EXECUTIVE SUMMARY (excerpt)

The relationship between African, Caribbean and Pacific (ACP) countries and the European Union (EU) is undergoing an overhaul. ACP countries are engaged in trade liberalization negotiations, based on reciprocity, to agree Economic Partnership Agreements (EPAs) with the EU. The introduction of reciprocity into a previously preferential arrangement between these groups of countries poses critical challenges for the development prospects of ACP countries. Owing to weak production and export capacities, the ACP countries are not at the stage where they can compete on equal footing with the EU in trade in goods and services.

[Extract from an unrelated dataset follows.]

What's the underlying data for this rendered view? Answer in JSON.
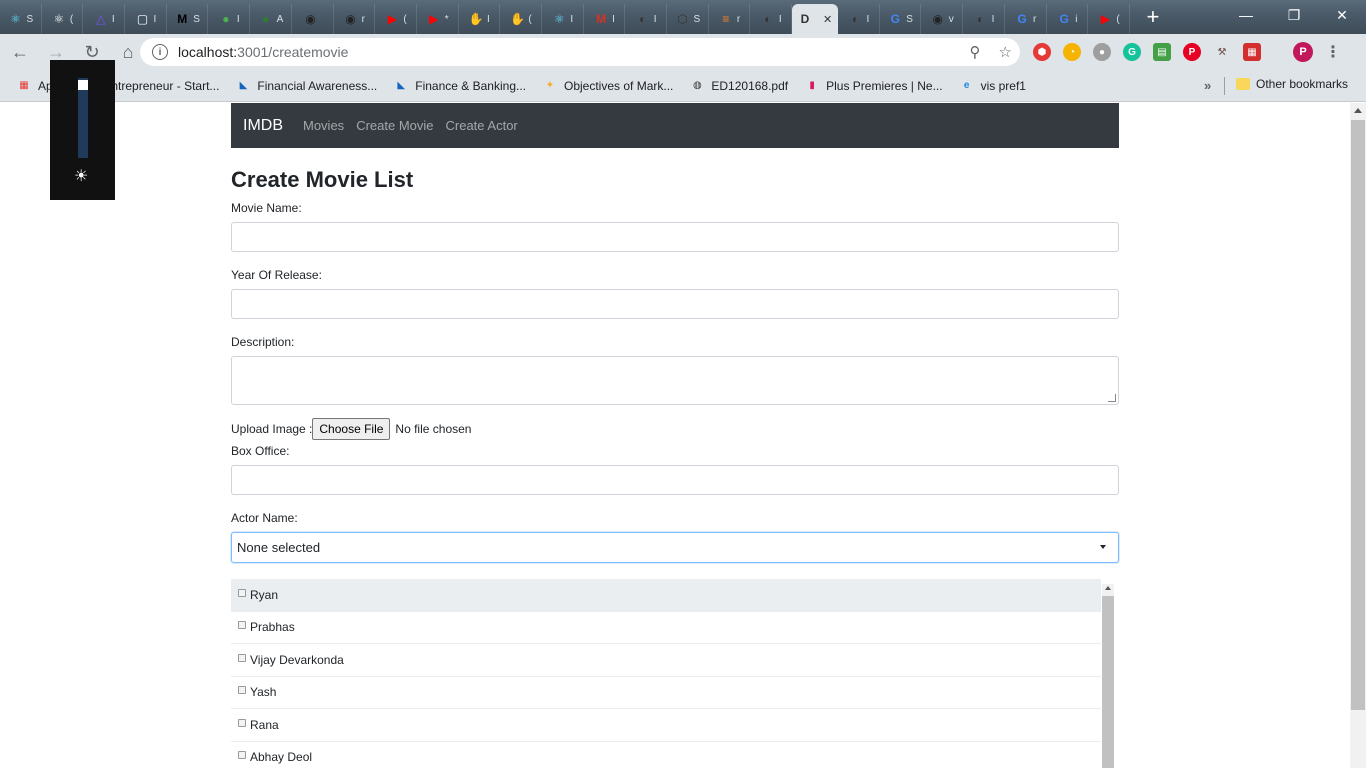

By signing a reciprocal trade Agreement with the EU, the ACP countries will be singling out the EU for more favourable treatment than is available to other WTO members, but they will not benefit from market openings in the EU in ways remotely comparable to the benefits to be enjoyed by the EU.

The EU is faced with great pressure from other WTO members to correct what they view as illegal and discriminatory preferential treatment to the ACP countries under the Enabling clause. In signing EPAs, the EU will have solved the questions of WTO incompatibility of certain aspects of the Lomé Conventions, which are the legal basis for the preferences it currently grants to the ACP group of states. However, aside from resolving this legal technicality, EPAs will not represent any significant development prospects for ACP countries, either in the short or long term.

This paper examines the dynamics of services trade in Regional Trade Agreements (RTAs) within the context of the EU-ACP EPA negotiations currently under way, assessing what is at stake for the Eastern and Southern African (ESA) group of countries involved in this negotiation. The paper makes the argument that while the EPAs have as a stated aim to ensure the development of ACP countries, the potential outcome will not be development oriented. The paper analyses multilateral rules and negotiations on trade in services as contained in the World Trade Organisations’s (WTO) General Agreement on Trade in Services (GATS), and its interface with the ESA-EPA negotiations. It analyses the RTA perspective, assessing the state of play in EU-ACP EPA negotiations and exploring the development impact on ESA countries. Affirming the notion that the process will serve to enhance EU development rather than that of ESA countries, the paper makes the case that the real priorities for ESA countries lie in the development of overall and sector specific national policies on services, the development of capacity for the supply of services mainly at the domestic level, so as to meet universal access to basic services obligations, and the development of effective regulatory capacity in services so as to ensure a balance between commercial interests and other national development oriented plans.